Concrètement, l’équipe a utilisé un logiciel développé par l’United States Geological Survey pour cartographier les données de la NASA et de l’altimètre laser Mars Orbiter. Ils ont découvert plus de 6500 kilomètres de crêtes fluviales, à l’image de celles à peine dévoilées en 2015 par la NASA, et les ont regroupées en 20 systèmes pour montrer que les crêtes sont probablement des deltas fluviaux érodés ou des ceintures de canaux sous-marins, les vestiges d’un ancien littoral martien.
Utiliser la stratigraphie terrestre, mais sur Mars
Benjamin Cardenas déclare dans un communiqué : « La grande nouveauté que nous avons dans cet article a été de penser à Mars en termes de stratigraphie et d’enregistrement sédimentaire. Sur Terre, nous retraçons l’histoire des voies navigables en examinant les sédiments qui se déposent au fil du temps. Nous appelons cela la stratigraphie, l’idée que l’eau transporte les sédiments et que vous pouvez mesurer les changements sur Terre en comprenant la façon dont ces sédiments s’accumulent. C’est ce que nous avons fait ici, mais avec Mars ».
Les éléments des formations rocheuses, tels que les épaisseurs du système de crêtes, les élévations, les emplacements et les directions possibles des flux sédimentaires, ont aidé l’équipe à comprendre l’évolution de la paléogéographie de la région. La zone qui était autrefois l’océan est maintenant connue sous le nom d’Aeolis Dorsa, comme mentionné précédemment, et contient la collection de crêtes fluviales la plus dense de la planète.

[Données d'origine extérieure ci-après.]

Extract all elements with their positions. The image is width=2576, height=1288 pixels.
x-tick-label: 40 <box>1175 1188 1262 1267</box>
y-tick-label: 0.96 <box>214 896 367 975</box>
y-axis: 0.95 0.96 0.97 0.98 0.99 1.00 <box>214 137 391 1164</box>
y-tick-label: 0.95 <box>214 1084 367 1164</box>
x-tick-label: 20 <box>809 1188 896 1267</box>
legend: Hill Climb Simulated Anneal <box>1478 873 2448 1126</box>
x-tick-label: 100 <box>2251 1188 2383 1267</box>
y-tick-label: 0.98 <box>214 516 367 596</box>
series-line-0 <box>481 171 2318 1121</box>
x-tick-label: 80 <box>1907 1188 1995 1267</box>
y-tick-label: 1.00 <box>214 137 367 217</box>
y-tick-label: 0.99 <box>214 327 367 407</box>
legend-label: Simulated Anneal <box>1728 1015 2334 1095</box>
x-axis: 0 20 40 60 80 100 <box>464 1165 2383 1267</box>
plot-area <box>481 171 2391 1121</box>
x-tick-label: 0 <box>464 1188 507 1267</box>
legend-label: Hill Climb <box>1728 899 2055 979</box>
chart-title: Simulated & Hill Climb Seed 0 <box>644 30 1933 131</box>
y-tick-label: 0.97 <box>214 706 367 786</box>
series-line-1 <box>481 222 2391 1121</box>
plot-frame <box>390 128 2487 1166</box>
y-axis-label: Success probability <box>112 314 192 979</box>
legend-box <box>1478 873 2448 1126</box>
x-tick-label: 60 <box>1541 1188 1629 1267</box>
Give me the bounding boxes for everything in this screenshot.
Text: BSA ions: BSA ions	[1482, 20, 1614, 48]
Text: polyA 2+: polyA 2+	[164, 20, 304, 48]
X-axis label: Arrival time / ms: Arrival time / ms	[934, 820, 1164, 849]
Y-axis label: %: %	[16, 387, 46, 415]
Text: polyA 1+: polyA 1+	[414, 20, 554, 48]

De plus, Cardenas et ses collègues ont cartographié ce qu’ils ont déterminé être d’autres anciennes voies navigables sur Mars. Une étude à venir dans le Journal of Sedimentary Research montre que divers affleurements visités par le rover Curiosity étaient probablement des strates sédimentaires d’anciennes barres fluviales.
Sans compter qu’un autre article publié dans Nature Geoscience applique une technique d’imagerie acoustique, utilisée pour visualiser la stratigraphie sous le fond marin du golfe du Mexique, à un modèle d’érosion du bassin de type Mars. Les chercheurs confirment que les crêtes fluviales sur Mars sont probablement d’anciens dépôts fluviaux érodés à partir de grands bassins similaires à Aeolis Dorsa.
Recherche de vie martienne
Le chercheur fait remarquer que les roches de cette zone, comme toute roche sédimentaire sur Terre, capturent des informations sur l’état de l’océan, l’évolution du climat et de la vie. Il ajoute : « C’était dynamique. Le niveau de la mer a considérablement augmenté. Des roches se déposaient le long de ses bassins à un rythme rapide. Il y a eu beaucoup de changements ici ».
Si les scientifiques veulent trouver un enregistrement de la vie sur Mars, un océan aussi grand que celui qui couvrait autrefois Aeolis Dorsa serait l’endroit le plus logique pour commencer. En effet, la géographie estimée par les auteurs de l’étude corrobore l’idée que cette zone aurait été alimentée par des sédiments provenant des hautes terres, vraisemblablement porteuses de nutriments.
Benjamin Cardenas explique : « S’il y avait eu des marées sur l’ancienne Mars, elles auraient été ici, apportant et sortant doucement de l’eau. C’est exactement le type d’endroit où l’ancienne vie martienne aurait pu évoluer ».